The percussive sound Ali coaxes from his flute, is almost like a blow-dart. I love it.

“You might think you are attending a gig but you’re actually at a Hutton family gathering” Ali Hutton quips when he sees how many of his kin are in attendance, and there certainly seems to be no shortage of Hutton’s where I’m sitting. Ali and Ross Ainslie are joined onstage by folk guitarist
and singer Jen Butterworth, as the first song, title appropriately enough, ‘Wan’, an ode to their sound engineer, strikes up. It occurred to me when I was reviewing McCusker, Doyle and McGoldrick at a previous Monday Night Thing, how funky folk guitar can actually be. Butterworth reinforces that discovery, with her deft rhythm work melding with the melodies of Ross and Ali’s nimble fingered whistle and bagpipes.

‘Wan’ is followed up by the slow and elegiac melody ‘Sisters’, before giving way to a waltz entitled ‘Smiler’. This instrumental, which features a nice bit
of call and response between Ross and Ali, was written by Hutton for the first dance at his friends Fraser and Rachael’s wedding. It sports another great syncopated guitar part the percussive sound Ali coaxes from his flute, is almost like a blow-dart. I love it.

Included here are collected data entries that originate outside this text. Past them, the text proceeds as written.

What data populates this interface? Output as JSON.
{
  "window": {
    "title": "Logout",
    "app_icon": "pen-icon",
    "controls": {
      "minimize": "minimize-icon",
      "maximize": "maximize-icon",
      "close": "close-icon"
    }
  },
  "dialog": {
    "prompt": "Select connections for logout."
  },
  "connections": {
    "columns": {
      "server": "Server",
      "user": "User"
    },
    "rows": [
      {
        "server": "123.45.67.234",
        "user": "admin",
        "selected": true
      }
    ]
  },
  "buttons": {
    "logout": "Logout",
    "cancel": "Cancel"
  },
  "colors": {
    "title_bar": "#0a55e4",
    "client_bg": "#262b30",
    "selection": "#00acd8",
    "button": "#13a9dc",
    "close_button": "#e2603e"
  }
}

Jenn Butterworth takes vocal duties on a song about the industrial revolution in American shoe factories. Don’t worry though, because that’s a 100% more entertaining than it sounds! Ali jokes that the reason Butterworth got the gig with them was because not only does she plays a mean guitar and sing but she also has a good sized car. I can’t comment on the dimensions of her
vehicle, but she’s certainly a talented vocalist and does this folk gem great justice and she even slips in a nifty wee acoustic guitar solo. Another song from their debut album Symbiosis follows (“people get mad if we don’t play the hits!”), the skilfully crafted and melodically inventive ‘Ruby’. It’s interesting to see how Ross positions his mic to get a more breathy sound on his flute and I love the way the tune picks up pace halfway through.

Ali gets all soppy next, with his instrumental ‘Grans'. Its inspiration, his own proud granny, is in attendance and they exchange smiles as he plays. The tune starts off quite stripped back, with Ali and Jen on guitar, before Ross and Ali pick up their pipes and flute for a soaring coda.

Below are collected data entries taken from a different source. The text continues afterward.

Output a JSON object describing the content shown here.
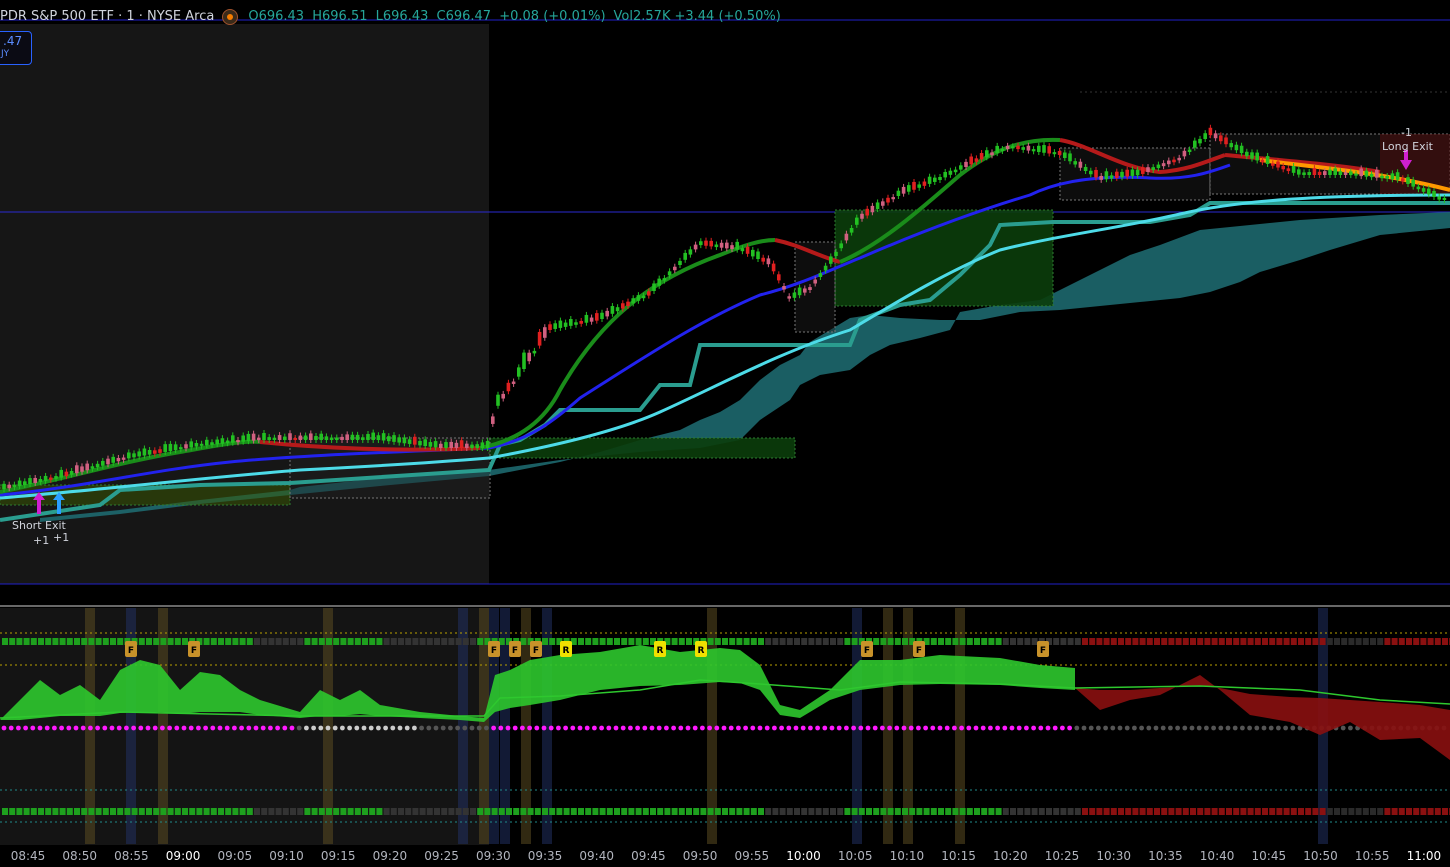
{
  "header": {
    "title": "PDR S&P 500 ETF · 1 · NYSE Arca",
    "open": "O696.43",
    "high": "H696.51",
    "low": "L696.43",
    "close": "C696.47",
    "change": "+0.08 (+0.01%)",
    "volume": "Vol2.57K",
    "volume_change": "+3.44 (+0.50%)"
  },
  "price_tag": {
    "price": ".47",
    "side": "JY"
  },
  "annotations": {
    "short_exit": "Short Exit",
    "short_exit_qty": "+1",
    "long_entry_qty": "+1",
    "long_exit": "Long Exit",
    "long_exit_qty": "-1"
  },
  "time_axis": [
    "08:45",
    "08:50",
    "08:55",
    "09:00",
    "09:05",
    "09:10",
    "09:15",
    "09:20",
    "09:25",
    "09:30",
    "09:35",
    "09:40",
    "09:45",
    "09:50",
    "09:55",
    "10:00",
    "10:05",
    "10:10",
    "10:15",
    "10:20",
    "10:25",
    "10:30",
    "10:35",
    "10:40",
    "10:45",
    "10:50",
    "10:55",
    "11:00"
  ],
  "time_axis_hours": [
    "09:00",
    "10:00",
    "11:00"
  ],
  "markers": {
    "f_label": "F",
    "r_label": "R"
  },
  "colors": {
    "background": "#000000",
    "premarket_bg": "#161616",
    "blue_line": "#2020ff",
    "accent_green": "#26a69a",
    "magenta": "#ff00ff"
  }
}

The set ends with two lively instrumentals, ‘Pongu’ which is dedicated to their “good friend and number one stalker Professor Pongu", and the blistering ‘Nusa'. This final song, with another funky guitar part, has everyone stomping their feet and clapping along as Ali totally kills it on the bagpipes, shredding away like a maniac, sweat dripping down his forehead. After taking a bow the trio come back for an encore of the classic anti-apartheid Hamish Henderson song ‘Freedom Come-All- Ye’, which Butterworth sings with aplomb, before ending with ‘Pressed for Time’.

I really wish time wasn’t an issue though, as judging by the reaction of the appreciative Perth audience I can’t be the only one hoping for just “wan mair tune”. It’s a great end to a fab few months of regular weekly music and I can’t wait to see what The Monday Night Thing has in store for us when it returns to Perth Theatre later this year.